Christopher
CarchediHe/His
Christopher Carchedi is a tectonic seismologist, most interested in lithospheric structure and evolution, particularly at plate margins. To probe the subsurface on a tectonic scale, my research focuses primarily on joint seismic imaging methods incorporating measurements from surface waves and scattered energy. During his time at Carnegie, Carchedi 's research will focus on improving our understanding of flat slab subduction (FSS) underneath Peru and Colombia alongside Dr. Lara Wagner. Subducting plates around the globe, the primary drivers of tectonic plate motion, display great variability in slab geometry, even at regional scales.

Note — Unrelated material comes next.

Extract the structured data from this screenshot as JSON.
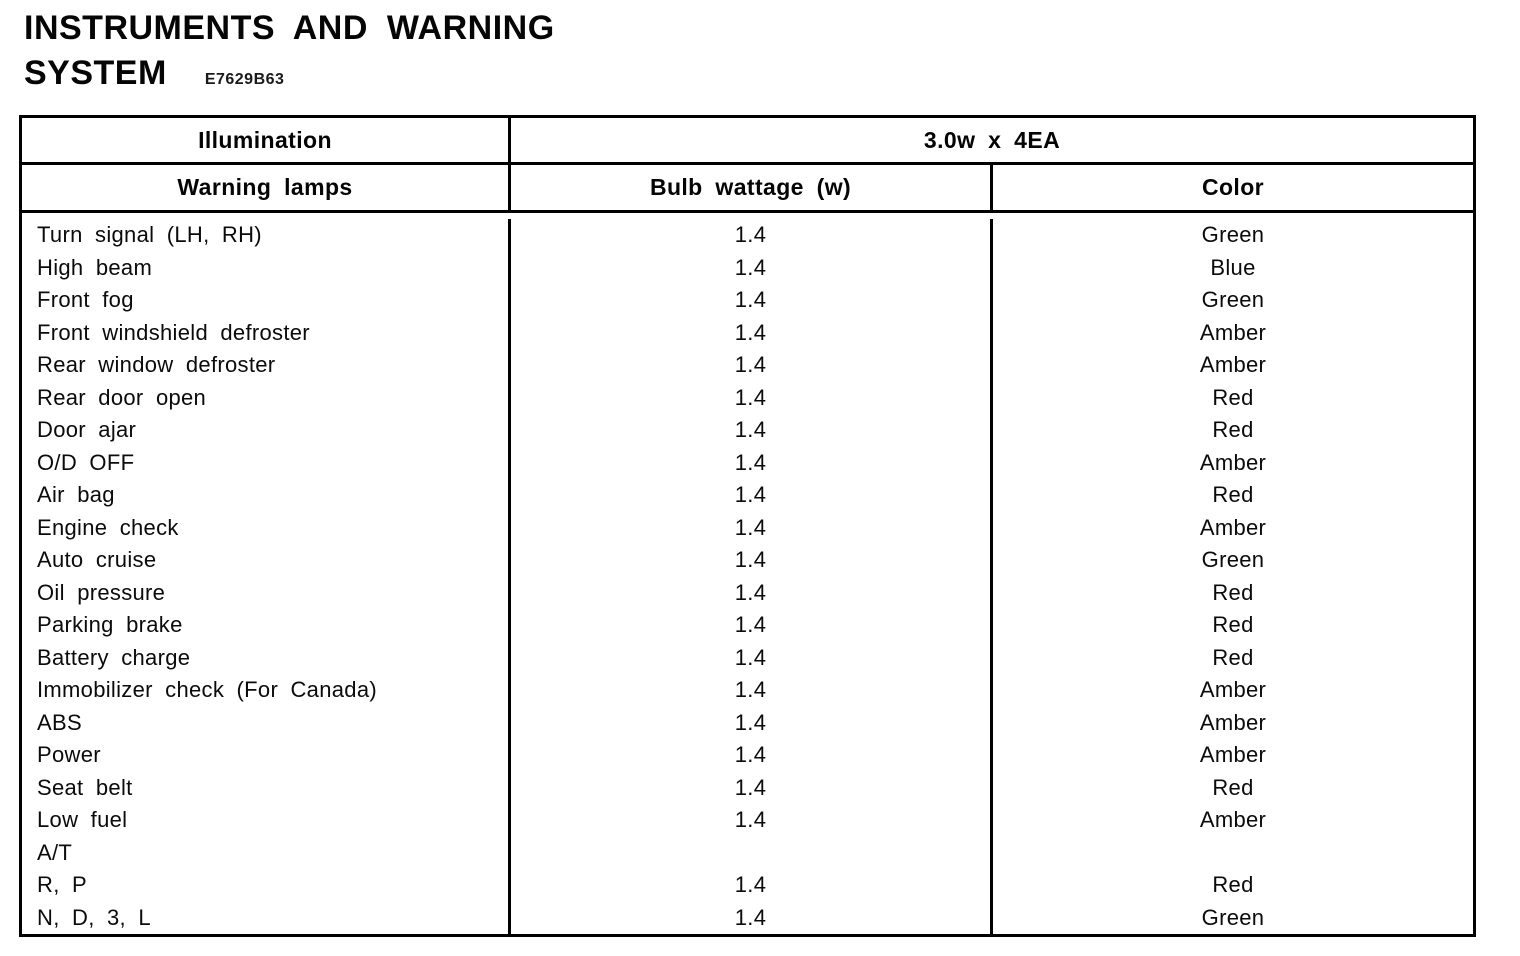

While most subducting slabs descend into the mantle at differing dip angles, the endmember case of FSS defies this trend, with the downgoing plate moving horizontally for hundreds of kilometers and deforming the overriding continental lithosphere before sinking into the surrounding mantle. FSS may have dominated convergence in early Earth, and thus unraveling its occurrence today is critical to grasping past and present subduction processes. Several alternative mechanisms have been proposed to explain this enigmatic subduction style, though a unified understanding of FSS across observational scales remains limited. A sharper understanding of downgoing plate structure, from sedimentation to its hydration and eclogitization states, is necessary to unravel flat-slab dynamics. Clues to the dynamics of FSS can be found in the high-resolution seismic imaging of flat slabs, which can provide critical constraints to the suite of numerical modeling techniques required to better understand the evolution of this transient phenomenon.